A view of Mercury captured during MESSENGER's mission (Photo: NASA/JPL)
Mercury, the innermost planet in the solar system, remained relatively unexplored until NASA’s MESSENGER probe orbited and studied it from 2011 to 2015. This mission permitted scientists to observe never-before-seen geologic formations, map ancient volatile chemicals trapped in polar craters, and explore the unexpectedly complex structures of the thin atmosphere and dynamic magnetosphere. MESSENGER results have transformed the understanding of Mercury, turning formation theories on their head and forcing scientists to reexamine what was once thought to be known about the first rock from the sun.

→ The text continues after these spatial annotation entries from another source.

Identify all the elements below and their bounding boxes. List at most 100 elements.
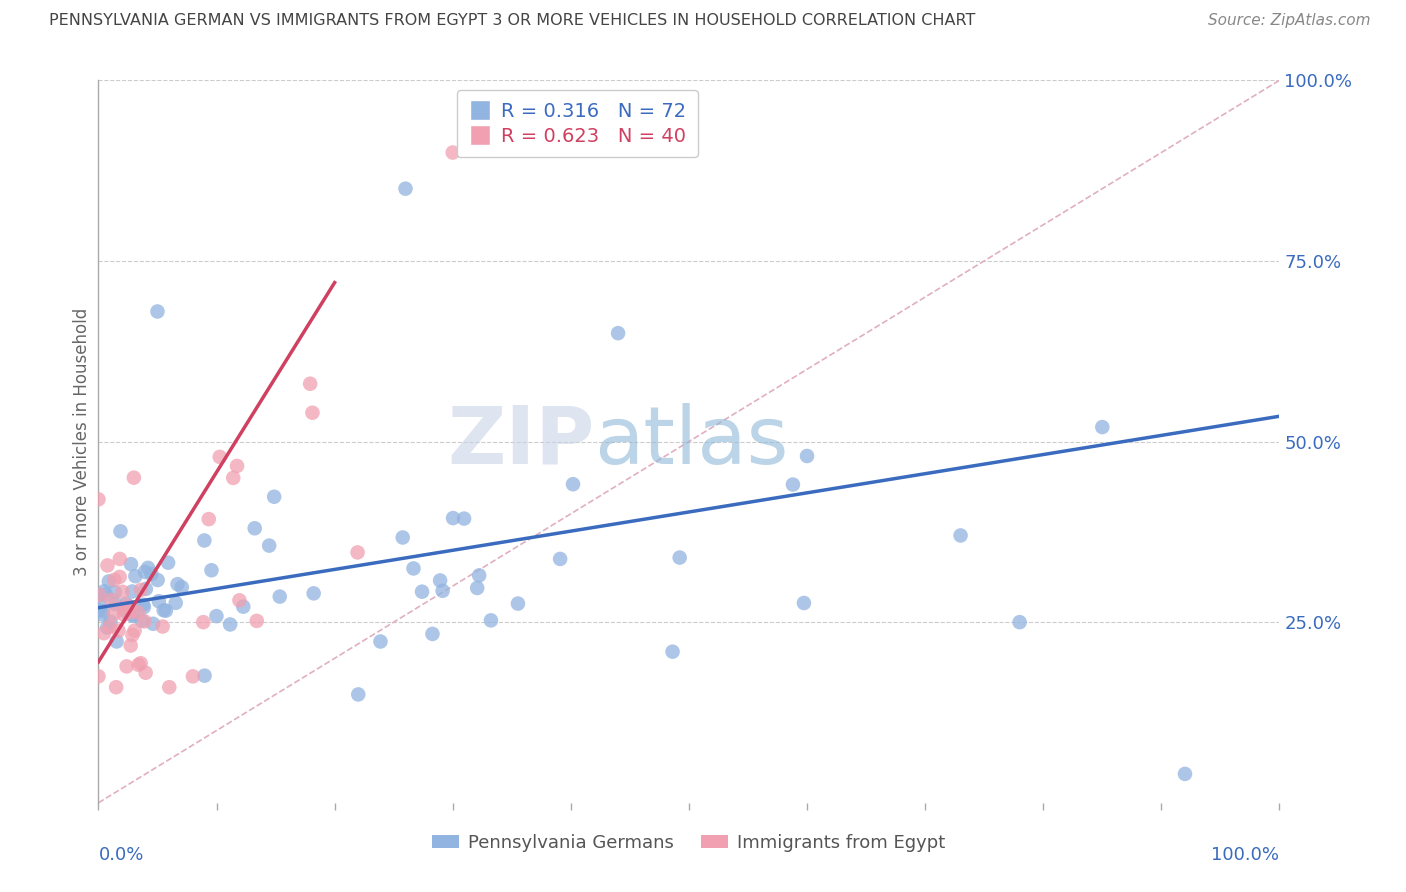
Point: [115, 659, 138, 673]
Point: [411, 584, 433, 599]
Point: [104, 585, 127, 599]
Point: [103, 607, 125, 621]
Point: [668, 550, 690, 565]
Point: [302, 586, 325, 600]
Point: [949, 528, 972, 542]
Point: [607, 326, 630, 340]
Point: [506, 597, 529, 611]
Point: [796, 449, 818, 463]
Point: [121, 584, 143, 599]
Point: [114, 604, 136, 618]
Point: [127, 605, 149, 619]
Point: [108, 570, 131, 584]
Point: [205, 609, 228, 624]
Y-axis label: 3 or more Vehicles in Household: 3 or more Vehicles in Household: [73, 308, 91, 575]
Point: [91, 607, 114, 622]
Point: [120, 557, 142, 571]
Point: [100, 593, 122, 607]
Point: [194, 668, 217, 682]
Point: [146, 573, 169, 587]
Point: [222, 471, 245, 485]
Text: 0.0%: 0.0%: [98, 847, 143, 864]
Point: [124, 624, 146, 638]
Point: [453, 511, 475, 525]
Point: [1174, 767, 1197, 781]
Point: [301, 406, 323, 420]
Point: [562, 477, 585, 491]
Point: [263, 490, 285, 504]
Point: [87, 492, 110, 507]
Point: [104, 597, 127, 611]
Point: [135, 665, 157, 680]
Point: [1008, 615, 1031, 630]
Point: [129, 657, 152, 671]
Point: [93, 626, 115, 640]
Point: [105, 680, 128, 694]
Point: [115, 599, 138, 613]
Point: [208, 450, 231, 464]
Point: [136, 561, 159, 575]
Point: [87, 603, 110, 617]
Point: [89, 588, 111, 602]
Point: [219, 617, 242, 632]
Point: [157, 680, 180, 694]
Point: [87, 669, 110, 683]
Point: [124, 569, 146, 583]
Point: [166, 577, 188, 591]
Point: [132, 600, 155, 615]
Point: [107, 624, 129, 638]
Point: [402, 561, 425, 575]
Point: [132, 598, 155, 612]
Point: [129, 582, 152, 597]
Point: [465, 581, 488, 595]
Point: [90, 599, 112, 614]
Point: [112, 607, 135, 622]
Point: [1091, 420, 1114, 434]
Point: [200, 563, 222, 577]
Point: [548, 552, 571, 566]
Point: [232, 599, 254, 614]
Point: [148, 594, 170, 608]
Point: [782, 477, 804, 491]
Legend: Pennsylvania Germans, Immigrants from Egypt: Pennsylvania Germans, Immigrants from Eg…: [425, 826, 953, 859]
Point: [269, 590, 291, 604]
Point: [128, 657, 150, 672]
Point: [429, 574, 451, 588]
Point: [120, 639, 142, 653]
Point: [135, 582, 157, 596]
Point: [134, 615, 156, 629]
Text: Source: ZipAtlas.com: Source: ZipAtlas.com: [1208, 13, 1371, 29]
Point: [441, 511, 464, 525]
Point: [243, 521, 266, 535]
Point: [96, 621, 118, 635]
Point: [257, 539, 280, 553]
Point: [370, 634, 392, 648]
Text: ZIP: ZIP: [447, 402, 595, 481]
Point: [468, 568, 491, 582]
Point: [347, 687, 370, 701]
Point: [299, 376, 322, 391]
Point: [97, 574, 120, 589]
Point: [142, 616, 165, 631]
Point: [115, 597, 138, 611]
Point: [146, 304, 169, 318]
Point: [93, 584, 115, 599]
Point: [122, 470, 145, 484]
Point: [155, 604, 177, 618]
Point: [110, 524, 132, 539]
Point: [422, 627, 444, 641]
Point: [246, 614, 269, 628]
Text: 100.0%: 100.0%: [1212, 847, 1279, 864]
Point: [193, 533, 215, 548]
Point: [181, 669, 204, 683]
Point: [134, 565, 156, 579]
Point: [394, 182, 416, 196]
Text: PENNSYLVANIA GERMAN VS IMMIGRANTS FROM EGYPT 3 OR MORE VEHICLES IN HOUSEHOLD COR: PENNSYLVANIA GERMAN VS IMMIGRANTS FROM E…: [49, 13, 976, 29]
Point: [346, 545, 368, 559]
Point: [193, 615, 215, 630]
Point: [152, 619, 174, 633]
Text: atlas: atlas: [595, 402, 789, 481]
Point: [103, 573, 125, 587]
Point: [96, 558, 118, 573]
Point: [105, 634, 128, 648]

Ronald J. Vervack Jr., who worked on the MESSENGER mission, highlights how Mercury went from merely the smallest planet to a world from which much can be learned about the formation, evolution, and current state of the solar system. Vervack is a principal professional staff scientist at Johns Hopkins Applied Physics Laboratory.
The Grand Tour of the Solar System series treks to the Sun and the four inner terrestrial planets before traveling outward to the asteroid belt, four Jovian planets, and beyond. At each session, a professional astronomer explores a solar system body, presenting the latest research.
Following the talk and a question-and-answer period, Peter Plavchan, a professor of physics and astronomy at George Mason University, brings that night’s sky right into participants’ living rooms via remote control of the university observatory, weather permitting.